Hope she enjoyed rabble, too, because those early White House Easter Egg Rolls got a little bit crazy, judging by these old photos. The thing looks less like a celebration of Easter and more like Andrew Jackson inviting 20,000 citizens to the White House for some whiskey-laced punch in 1829.
Here some street urchins prepare to melee in 1929, as bloodthirsty flappers look on. Well, there was a Depression on; what’s a few broken bones when lunch is at stake?
This police officer arrested a troublemaking urchin in 1929. Or possibly he was rescuing a lost child frightened by the brouhaha. Who can be sure?
Still, it wasn’t all mobs, as this excellent Egg Roll through the years photo gallery from the White House Historical Association shows. There were also maypoles!
The White House Easter Egg Roll really does involve rolling eggs, which is not an intuitive act. Some say it is “connected to the rolling away of the rock from Jesus Christ‘s tomb when he was resurrected,” which sounds a lot like somebody in the church office stretching to make a crazy activity sound perfectly respectable for Sunday School class.

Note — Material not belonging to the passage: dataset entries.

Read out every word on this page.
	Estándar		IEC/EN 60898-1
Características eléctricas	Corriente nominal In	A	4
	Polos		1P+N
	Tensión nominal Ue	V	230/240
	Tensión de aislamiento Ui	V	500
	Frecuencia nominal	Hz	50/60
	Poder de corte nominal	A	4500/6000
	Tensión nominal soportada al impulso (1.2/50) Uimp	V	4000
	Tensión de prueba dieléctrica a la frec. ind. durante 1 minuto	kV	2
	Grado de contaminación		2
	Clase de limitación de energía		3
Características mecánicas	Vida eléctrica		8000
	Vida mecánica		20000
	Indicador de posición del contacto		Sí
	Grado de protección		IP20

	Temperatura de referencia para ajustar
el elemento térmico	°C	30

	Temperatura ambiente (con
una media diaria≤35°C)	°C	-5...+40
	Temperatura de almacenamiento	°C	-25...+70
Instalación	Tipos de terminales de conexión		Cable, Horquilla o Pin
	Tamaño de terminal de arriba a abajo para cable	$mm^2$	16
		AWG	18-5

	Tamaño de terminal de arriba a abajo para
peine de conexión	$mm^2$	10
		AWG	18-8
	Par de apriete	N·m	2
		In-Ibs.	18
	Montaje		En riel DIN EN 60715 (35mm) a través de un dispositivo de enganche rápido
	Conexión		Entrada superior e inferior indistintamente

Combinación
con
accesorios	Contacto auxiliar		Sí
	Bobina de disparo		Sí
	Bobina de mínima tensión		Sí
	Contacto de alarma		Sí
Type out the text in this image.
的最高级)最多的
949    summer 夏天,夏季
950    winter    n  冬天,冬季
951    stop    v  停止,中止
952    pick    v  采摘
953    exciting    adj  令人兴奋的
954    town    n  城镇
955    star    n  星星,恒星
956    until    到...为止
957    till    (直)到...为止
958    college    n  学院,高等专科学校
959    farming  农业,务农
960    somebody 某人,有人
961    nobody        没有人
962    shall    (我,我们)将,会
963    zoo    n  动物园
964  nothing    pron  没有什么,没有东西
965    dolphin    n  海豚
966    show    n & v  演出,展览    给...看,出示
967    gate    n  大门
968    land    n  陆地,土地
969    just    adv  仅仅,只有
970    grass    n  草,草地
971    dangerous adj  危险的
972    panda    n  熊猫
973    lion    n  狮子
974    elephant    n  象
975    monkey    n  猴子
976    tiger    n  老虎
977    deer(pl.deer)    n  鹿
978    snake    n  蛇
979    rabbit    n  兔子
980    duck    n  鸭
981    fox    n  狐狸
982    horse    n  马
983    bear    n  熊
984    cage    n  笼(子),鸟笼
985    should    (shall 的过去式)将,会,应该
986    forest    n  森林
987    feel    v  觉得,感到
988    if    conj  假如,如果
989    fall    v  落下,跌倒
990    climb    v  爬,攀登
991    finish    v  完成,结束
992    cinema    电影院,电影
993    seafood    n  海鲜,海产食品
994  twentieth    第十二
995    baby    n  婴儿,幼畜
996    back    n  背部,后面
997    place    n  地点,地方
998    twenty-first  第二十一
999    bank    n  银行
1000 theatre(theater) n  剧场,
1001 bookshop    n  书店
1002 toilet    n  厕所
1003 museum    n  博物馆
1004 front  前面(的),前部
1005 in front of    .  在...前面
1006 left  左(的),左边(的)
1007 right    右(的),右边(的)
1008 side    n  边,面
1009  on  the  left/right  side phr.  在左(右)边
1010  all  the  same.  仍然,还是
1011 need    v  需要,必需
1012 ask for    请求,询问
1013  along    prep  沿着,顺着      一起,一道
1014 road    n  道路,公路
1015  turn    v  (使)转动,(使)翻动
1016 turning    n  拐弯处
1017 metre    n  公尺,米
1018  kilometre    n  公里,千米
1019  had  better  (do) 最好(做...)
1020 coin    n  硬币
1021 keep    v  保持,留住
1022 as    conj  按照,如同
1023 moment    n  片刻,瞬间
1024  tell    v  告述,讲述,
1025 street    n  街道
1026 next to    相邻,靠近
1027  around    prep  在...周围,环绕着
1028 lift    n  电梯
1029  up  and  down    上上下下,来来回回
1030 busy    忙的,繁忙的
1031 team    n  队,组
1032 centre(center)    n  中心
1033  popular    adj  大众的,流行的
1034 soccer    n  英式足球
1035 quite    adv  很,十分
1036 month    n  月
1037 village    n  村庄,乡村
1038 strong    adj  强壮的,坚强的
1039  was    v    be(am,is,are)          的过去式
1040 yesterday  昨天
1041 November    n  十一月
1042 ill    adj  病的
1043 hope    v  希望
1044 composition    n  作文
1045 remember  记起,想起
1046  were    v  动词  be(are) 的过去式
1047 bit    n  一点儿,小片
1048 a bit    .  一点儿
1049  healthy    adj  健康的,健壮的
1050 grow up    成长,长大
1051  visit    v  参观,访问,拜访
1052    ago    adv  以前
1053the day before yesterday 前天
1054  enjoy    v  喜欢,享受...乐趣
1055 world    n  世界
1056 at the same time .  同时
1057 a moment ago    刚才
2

These days the White House Easter Egg Roll is less freewheeling and more instructive. Last year President Obama promoted reading by sharing Where the Wild Things Are with gathered kids.
The First Lady also promoted her #GimmeFive fitness program. It was all very healthy and practical-minded. No whiskey-laced punch was served.
…although anyone might feel a little bit Elwood P. Dowd-ish after seeing a 6-foot Easter Bunny at the event. When even the Easter Bunny is pledging allegiance to the flag, maybe it’s time for a little less organization and more whimsy after all.